Using GPS-surveyed intertidal zones to determine the validity of shorelines automatically mapped by Landsat water indices

Satellite remote sensing has been used extensively in a variety of shoreline studies and validated using aerial photography. This ground truth method only represents an instantaneous depiction of the shoreline at the time of acquisition and does not take into account the spatial and temporal variability of the dynamic shoreline boundary. Landsat 8's Operational Land Imager sensor's capability to accurately delineate a shoreline is assessed by comparing all known Landsat water index-derived shorelines with two GPS-surveyed intertidal zones that coincide with the satellite flyover date, one of which had near-neap tide conditions. Seven indices developed for automatically classifying water pixels were evaluated for their ability to delineate shorelines. The shoreline is described here as the area above and below maximum low and high tide, otherwise known as the intertidal zone.

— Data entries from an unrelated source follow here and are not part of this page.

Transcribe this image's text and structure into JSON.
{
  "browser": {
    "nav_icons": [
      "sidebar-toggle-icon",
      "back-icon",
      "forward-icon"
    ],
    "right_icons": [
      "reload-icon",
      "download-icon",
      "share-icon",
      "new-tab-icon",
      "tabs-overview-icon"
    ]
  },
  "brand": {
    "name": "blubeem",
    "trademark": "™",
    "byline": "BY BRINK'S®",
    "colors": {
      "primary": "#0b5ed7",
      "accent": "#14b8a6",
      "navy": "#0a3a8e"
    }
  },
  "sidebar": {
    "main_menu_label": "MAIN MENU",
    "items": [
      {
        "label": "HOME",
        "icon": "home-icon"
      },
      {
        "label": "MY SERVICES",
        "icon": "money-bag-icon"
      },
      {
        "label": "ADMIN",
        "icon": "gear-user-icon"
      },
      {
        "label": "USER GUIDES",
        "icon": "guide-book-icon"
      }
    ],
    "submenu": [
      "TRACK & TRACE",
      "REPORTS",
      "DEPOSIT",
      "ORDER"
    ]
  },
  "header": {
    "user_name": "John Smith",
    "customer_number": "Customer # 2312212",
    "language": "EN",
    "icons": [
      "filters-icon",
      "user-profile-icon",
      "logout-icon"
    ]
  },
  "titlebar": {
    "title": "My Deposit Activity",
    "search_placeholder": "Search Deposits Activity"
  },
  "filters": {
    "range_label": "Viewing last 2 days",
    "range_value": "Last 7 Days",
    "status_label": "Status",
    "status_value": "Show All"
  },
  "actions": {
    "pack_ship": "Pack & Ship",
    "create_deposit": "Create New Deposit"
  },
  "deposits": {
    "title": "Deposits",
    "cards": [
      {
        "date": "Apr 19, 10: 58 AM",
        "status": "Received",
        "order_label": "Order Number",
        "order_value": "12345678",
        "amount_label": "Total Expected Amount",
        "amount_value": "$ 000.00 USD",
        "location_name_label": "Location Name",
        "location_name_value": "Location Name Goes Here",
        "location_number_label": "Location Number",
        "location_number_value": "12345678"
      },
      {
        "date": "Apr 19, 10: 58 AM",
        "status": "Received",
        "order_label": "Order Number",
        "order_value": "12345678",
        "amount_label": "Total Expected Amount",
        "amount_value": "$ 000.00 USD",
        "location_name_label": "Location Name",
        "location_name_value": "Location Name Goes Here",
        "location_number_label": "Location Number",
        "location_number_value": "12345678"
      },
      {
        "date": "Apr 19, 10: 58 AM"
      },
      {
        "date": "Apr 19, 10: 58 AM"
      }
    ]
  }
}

The high-water line, or wet/dry sediment line, was chosen as the shoreline indicator to be mapped using a handheld GPS. The proportion of the Landsat-derived shorelines that fell within this zone and their alongshore profile lengths were calculated. The most frequently used water index and the predecessor to Modified Normalized Difference Water Index (MNDWI), Normalized Difference Water Index (NDWI), was found to be the least accurate by a significant margin. Other indices required calibration of their threshold value to achieve accurate results, thus diminishing their replicability success for other regions. MNDWI was determined to be the best index for automated shoreline mapping, based on its superior accuracy and repeatable, stable threshold value.